I thought they were; bjobs reported 16 tasks and they were running for 10 minutes before I checked on them, but only 9 of them were creating the output files.
However, in order to make testing and debugging easier I've reduced my code down to a very simple example and have found what I think is an issue with the interaction between jug and the batch system on the cluster I'm using. Just in case it is useful for others to test or consider, here is what I've done;
I've reduced my script to the following testing code;
from jug import Task
import time
def process_file(target):
'''very simple process of target file'''
for i in range(20):
with open(target,'w') as fh:
fh.write(str(i)+"\n")
time.sleep(1)
start_year = 2008
end_year = 2040
run_dir = './runid/'
seasons = ['djf','mam','jja','son']
todo = []
for y in range(start_year, end_year+1):
for s in seasons:
target = run_dir + str(y) + str(s)
meantask = Task(process_file, target)
todo.append(meantask)
jug reports 132 tasks ready to go. Running these tasks would create a series of files in the "runid" directory (needs to be created before starting and should be emptied before re-running) containing a number that is incremented once a second for 20 seconds. The original script was intended to average monthly data from a climate model into seasonal mean files for each year.
I submit to the batch scheduler using the command
bsub -o %J.out -J "test[1-16]" jug execute
I can count the number of running processes using
cat runid/* | grep -v 19 | wc -l
and the number of completed processes using
cat runid/* | grep 19 | wc -l
When the batch job is running I see the same behaviour as I saw with the full version; less than 16 tasks are being run and the number changes as tasks complete and new ones are started (or not started), but the number of running tasks remained below 16. Output from the batch job suggested only 15 tasks ran (no output from job test[1] in the output file) which points at something odd going on.

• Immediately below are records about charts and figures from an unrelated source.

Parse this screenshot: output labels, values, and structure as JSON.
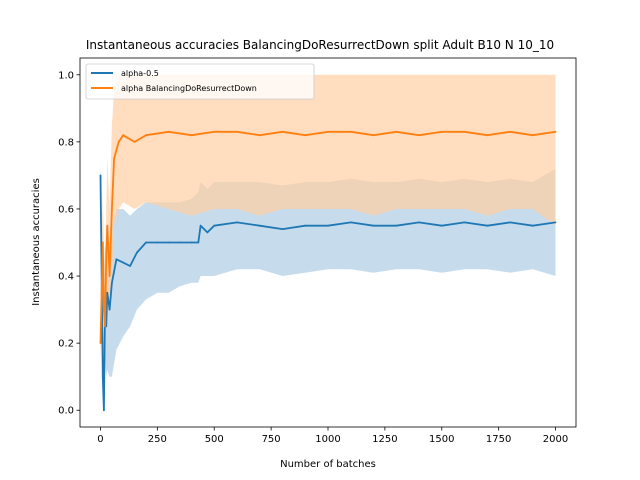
{
  "chart_data": {
    "type": "line",
    "title": "Instantaneous accuracies BalancingDoResurrectDown split Adult B10 N 10_10",
    "xlabel": "Number of batches",
    "ylabel": "Instantaneous accuracies",
    "xlim": [
      -90,
      2090
    ],
    "ylim": [
      -0.05,
      1.05
    ],
    "xticks": [
      0,
      250,
      500,
      750,
      1000,
      1250,
      1500,
      1750,
      2000
    ],
    "yticks": [
      0.0,
      0.2,
      0.4,
      0.6,
      0.8,
      1.0
    ],
    "xtick_labels": [
      "0",
      "250",
      "500",
      "750",
      "1000",
      "1250",
      "1500",
      "1750",
      "2000"
    ],
    "ytick_labels": [
      "0.0",
      "0.2",
      "0.4",
      "0.6",
      "0.8",
      "1.0"
    ],
    "grid": false,
    "legend_position": "upper-left",
    "series": [
      {
        "name": "alpha-0.5",
        "color": "#1f77b4",
        "band_color": "#aecde6",
        "x": [
          0,
          10,
          15,
          20,
          25,
          30,
          40,
          50,
          70,
          100,
          130,
          160,
          200,
          250,
          300,
          350,
          400,
          430,
          440,
          470,
          500,
          600,
          700,
          800,
          900,
          1000,
          1100,
          1200,
          1300,
          1400,
          1500,
          1600,
          1700,
          1800,
          1900,
          2000
        ],
        "values": [
          0.7,
          0.1,
          0.0,
          0.3,
          0.25,
          0.35,
          0.3,
          0.38,
          0.45,
          0.44,
          0.43,
          0.47,
          0.5,
          0.5,
          0.5,
          0.5,
          0.5,
          0.5,
          0.55,
          0.53,
          0.55,
          0.56,
          0.55,
          0.54,
          0.55,
          0.55,
          0.56,
          0.55,
          0.55,
          0.56,
          0.55,
          0.56,
          0.55,
          0.56,
          0.55,
          0.56
        ],
        "lower": [
          0.6,
          0.05,
          0.0,
          0.15,
          0.1,
          0.12,
          0.1,
          0.1,
          0.18,
          0.22,
          0.25,
          0.3,
          0.33,
          0.35,
          0.35,
          0.37,
          0.38,
          0.38,
          0.4,
          0.4,
          0.4,
          0.42,
          0.42,
          0.4,
          0.41,
          0.42,
          0.42,
          0.41,
          0.42,
          0.42,
          0.41,
          0.42,
          0.42,
          0.41,
          0.42,
          0.4
        ],
        "upper": [
          0.75,
          0.25,
          0.2,
          0.5,
          0.45,
          0.55,
          0.5,
          0.55,
          0.6,
          0.6,
          0.58,
          0.6,
          0.62,
          0.62,
          0.62,
          0.62,
          0.63,
          0.65,
          0.68,
          0.66,
          0.68,
          0.68,
          0.68,
          0.67,
          0.68,
          0.68,
          0.69,
          0.68,
          0.68,
          0.69,
          0.68,
          0.69,
          0.68,
          0.69,
          0.68,
          0.72
        ]
      },
      {
        "name": "alpha BalancingDoResurrectDown",
        "color": "#ff7f0e",
        "band_color": "#ffcfa3",
        "x": [
          0,
          10,
          15,
          20,
          25,
          30,
          40,
          50,
          60,
          80,
          100,
          150,
          200,
          300,
          400,
          500,
          600,
          700,
          800,
          900,
          1000,
          1100,
          1200,
          1300,
          1400,
          1500,
          1600,
          1700,
          1800,
          1900,
          2000
        ],
        "values": [
          0.2,
          0.5,
          0.3,
          0.25,
          0.45,
          0.55,
          0.4,
          0.6,
          0.75,
          0.8,
          0.82,
          0.8,
          0.82,
          0.83,
          0.82,
          0.83,
          0.83,
          0.82,
          0.83,
          0.82,
          0.83,
          0.83,
          0.82,
          0.83,
          0.82,
          0.83,
          0.83,
          0.82,
          0.83,
          0.82,
          0.83
        ],
        "lower": [
          0.15,
          0.3,
          0.2,
          0.18,
          0.3,
          0.35,
          0.3,
          0.4,
          0.55,
          0.6,
          0.62,
          0.6,
          0.62,
          0.6,
          0.58,
          0.6,
          0.6,
          0.58,
          0.6,
          0.6,
          0.6,
          0.6,
          0.58,
          0.6,
          0.6,
          0.6,
          0.6,
          0.58,
          0.6,
          0.6,
          0.55
        ],
        "upper": [
          0.3,
          0.65,
          0.5,
          0.4,
          0.6,
          0.75,
          0.6,
          0.85,
          0.95,
          1.0,
          1.0,
          1.0,
          1.0,
          1.0,
          1.0,
          1.0,
          1.0,
          1.0,
          1.0,
          1.0,
          1.0,
          1.0,
          1.0,
          1.0,
          1.0,
          1.0,
          1.0,
          1.0,
          1.0,
          1.0,
          1.0
        ]
      }
    ]
  }
}
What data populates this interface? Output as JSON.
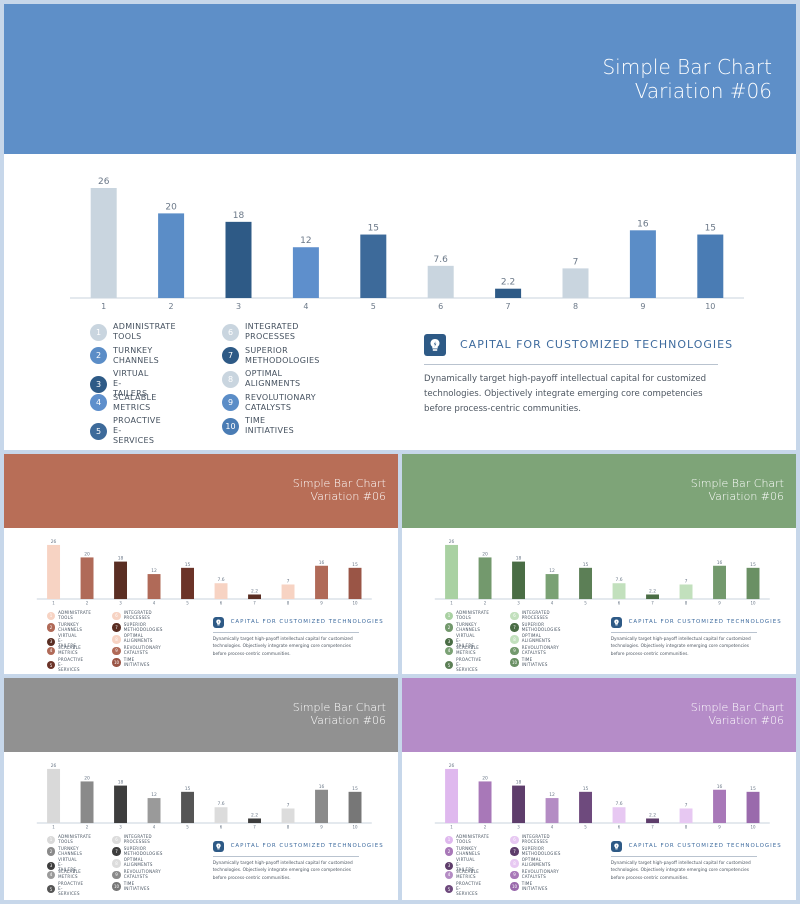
{
  "title_line1": "Simple Bar Chart",
  "title_line2": "Variation #06",
  "caption": {
    "title": "CAPITAL FOR CUSTOMIZED TECHNOLOGIES",
    "text": "Dynamically target high-payoff intellectual capital for customized technologies. Objectively integrate emerging core competencies before process-centric communities."
  },
  "legend": [
    {
      "num": "1",
      "label": "ADMINISTRATE TOOLS"
    },
    {
      "num": "2",
      "label": "TURNKEY CHANNELS"
    },
    {
      "num": "3",
      "label": "VIRTUAL E-TAILERS"
    },
    {
      "num": "4",
      "label": "SCALABLE METRICS"
    },
    {
      "num": "5",
      "label": "PROACTIVE E-SERVICES"
    },
    {
      "num": "6",
      "label": "INTEGRATED PROCESSES"
    },
    {
      "num": "7",
      "label": "SUPERIOR METHODOLOGIES"
    },
    {
      "num": "8",
      "label": "OPTIMAL ALIGNMENTS"
    },
    {
      "num": "9",
      "label": "REVOLUTIONARY CATALYSTS"
    },
    {
      "num": "10",
      "label": "TIME INITIATIVES"
    }
  ],
  "chart_data": {
    "type": "bar",
    "categories": [
      "1",
      "2",
      "3",
      "4",
      "5",
      "6",
      "7",
      "8",
      "9",
      "10"
    ],
    "values": [
      26,
      20,
      18,
      12,
      15,
      7.6,
      2.2,
      7,
      16,
      15
    ],
    "value_labels": [
      "26",
      "20",
      "18",
      "12",
      "15",
      "7.6",
      "2.2",
      "7",
      "16",
      "15"
    ],
    "ylim": [
      0,
      26
    ],
    "grid": false
  },
  "themes": [
    {
      "name": "blue",
      "header": "#5e8fc8",
      "colors": [
        "#c9d5df",
        "#5b8dc7",
        "#2e5a86",
        "#5e8fcc",
        "#3d6a9a",
        "#c9d5df",
        "#2e5a86",
        "#c9d5df",
        "#5b8dc7",
        "#4a7cb4"
      ],
      "circle_colors": [
        "#c9d5df",
        "#5b8dc7",
        "#2e5a86",
        "#5e8fcc",
        "#3d6a9a",
        "#c9d5df",
        "#2e5a86",
        "#c9d5df",
        "#5b8dc7",
        "#4a7cb4"
      ]
    },
    {
      "name": "brown",
      "header": "#b86e57",
      "colors": [
        "#f7d3c3",
        "#b06a58",
        "#5a2e23",
        "#b06a58",
        "#6b3328",
        "#f7d3c3",
        "#5a2e23",
        "#f7d3c3",
        "#b06a58",
        "#9a5546"
      ],
      "circle_colors": [
        "#f7d3c3",
        "#b06a58",
        "#5a2e23",
        "#b06a58",
        "#6b3328",
        "#f7d3c3",
        "#5a2e23",
        "#f7d3c3",
        "#b06a58",
        "#9a5546"
      ]
    },
    {
      "name": "green",
      "header": "#7ea478",
      "colors": [
        "#a9d1a2",
        "#73996d",
        "#4a6d45",
        "#7aa174",
        "#5c7f56",
        "#c2e0bd",
        "#4a6d45",
        "#c2e0bd",
        "#73996d",
        "#6a9064"
      ],
      "circle_colors": [
        "#a9d1a2",
        "#73996d",
        "#4a6d45",
        "#7aa174",
        "#5c7f56",
        "#c2e0bd",
        "#4a6d45",
        "#c2e0bd",
        "#73996d",
        "#6a9064"
      ]
    },
    {
      "name": "gray",
      "header": "#919191",
      "colors": [
        "#d9d9d9",
        "#8a8a8a",
        "#3d3d3d",
        "#9a9a9a",
        "#555555",
        "#dcdcdc",
        "#3d3d3d",
        "#dcdcdc",
        "#8a8a8a",
        "#777777"
      ],
      "circle_colors": [
        "#d9d9d9",
        "#8a8a8a",
        "#3d3d3d",
        "#9a9a9a",
        "#555555",
        "#dcdcdc",
        "#3d3d3d",
        "#dcdcdc",
        "#8a8a8a",
        "#777777"
      ]
    },
    {
      "name": "purple",
      "header": "#b58cc8",
      "colors": [
        "#dfb8ee",
        "#a878b8",
        "#5e3d6b",
        "#b48cc4",
        "#6e4a7d",
        "#e7c8f2",
        "#5e3d6b",
        "#e7c8f2",
        "#a878b8",
        "#9a6aac"
      ],
      "circle_colors": [
        "#dfb8ee",
        "#a878b8",
        "#5e3d6b",
        "#b48cc4",
        "#6e4a7d",
        "#e7c8f2",
        "#5e3d6b",
        "#e7c8f2",
        "#a878b8",
        "#9a6aac"
      ]
    }
  ]
}
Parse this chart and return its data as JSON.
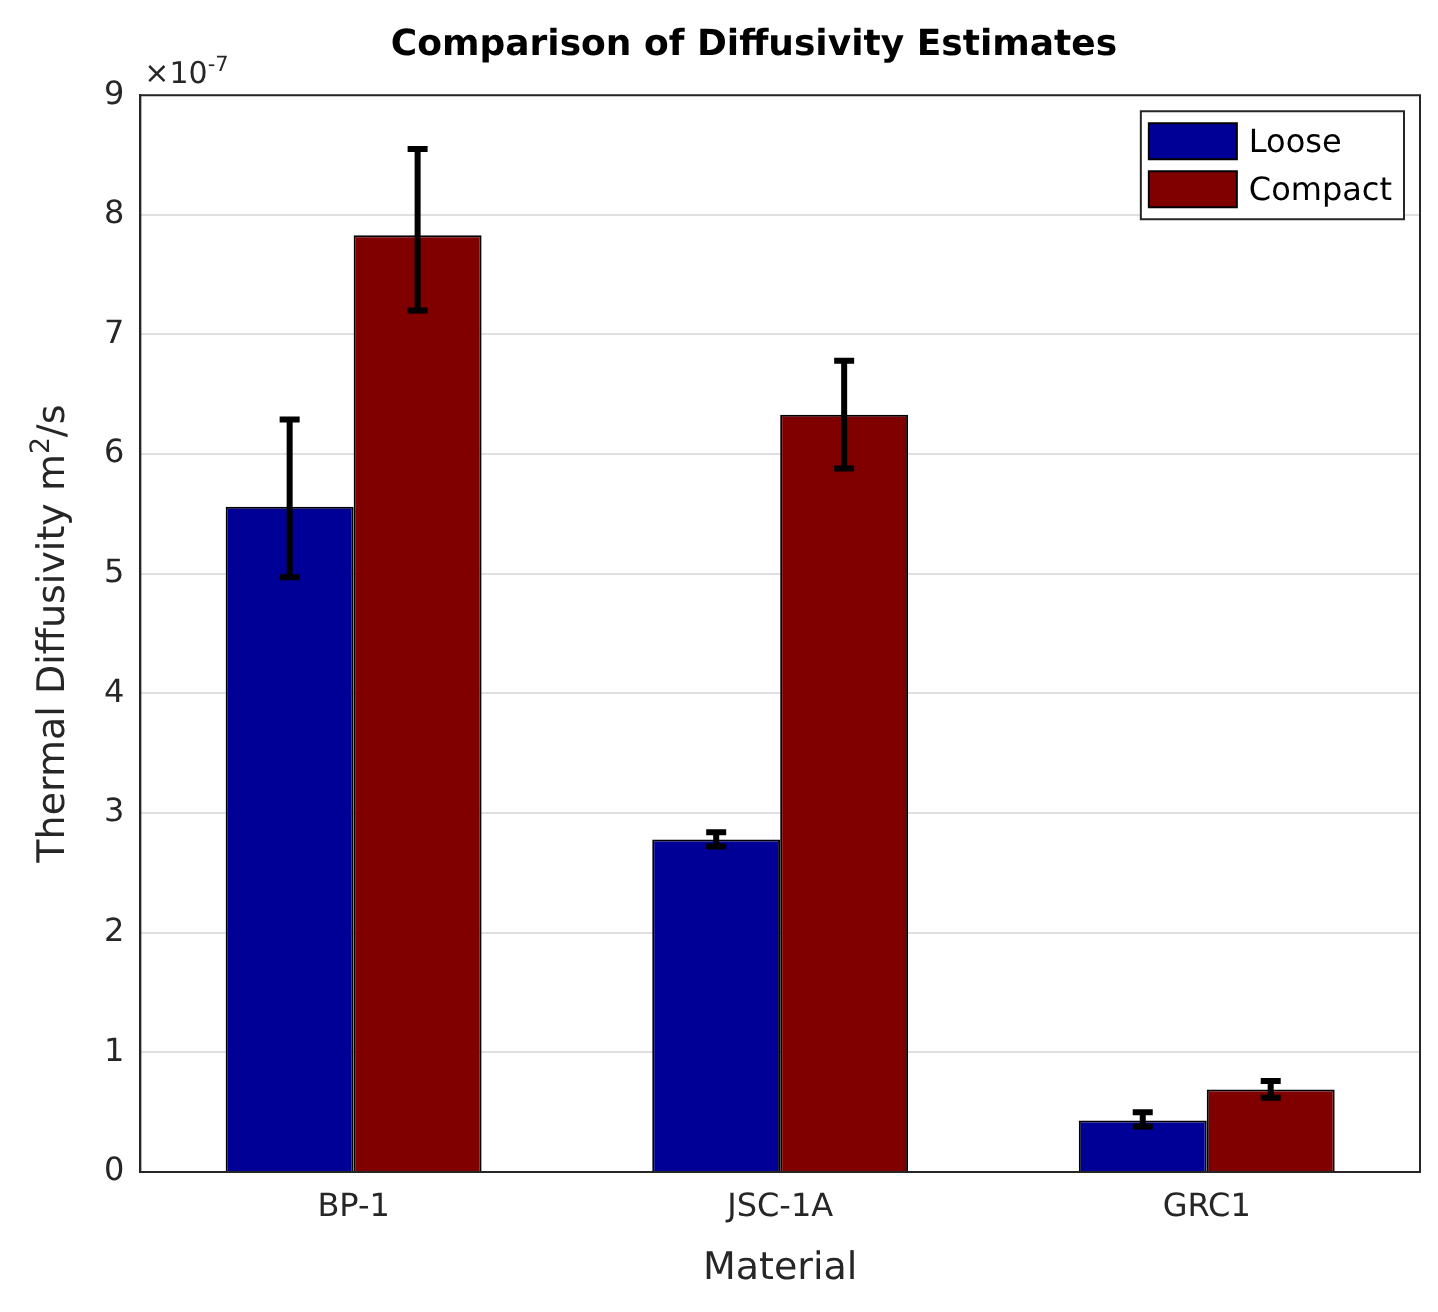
{
  "chart_data": {
    "type": "bar",
    "title": "Comparison of Diffusivity Estimates",
    "xlabel": "Material",
    "ylabel": "Thermal Diffusivity m$^{2}$/s",
    "annotations": [
      "×10$^{-7}$"
    ],
    "categories": [
      "BP-1",
      "JSC-1A",
      "GRC1"
    ],
    "series": [
      {
        "name": "Loose",
        "color": "#000096",
        "values": [
          5.56,
          2.78,
          0.43
        ],
        "errors": [
          [
            4.97,
            6.29
          ],
          [
            2.72,
            2.84
          ],
          [
            0.38,
            0.5
          ]
        ]
      },
      {
        "name": "Compact",
        "color": "#800000",
        "values": [
          7.83,
          6.33,
          0.69
        ],
        "errors": [
          [
            7.2,
            8.55
          ],
          [
            5.88,
            6.78
          ],
          [
            0.62,
            0.76
          ]
        ]
      }
    ],
    "ylim": [
      0,
      9
    ],
    "yticks": [
      0,
      1,
      2,
      3,
      4,
      5,
      6,
      7,
      8,
      9
    ],
    "grid": "y",
    "legend": "top right"
  }
}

When I run the test interactively on the log in node using 16 processes, i.e. not using the batch scheduler, I see the expected behaviour; 16 tasks in progress at all times. So something funny is going on with the interaction between jug and the cluster I'm using (I can use the cluster for processing hundreds of simple jobs at once so I'm reasonable confident that the cluster itself is ok).
Now to raise this with the cluster sys admins.
Thanks for the reassurance that I wasn't doing anything dumb.
M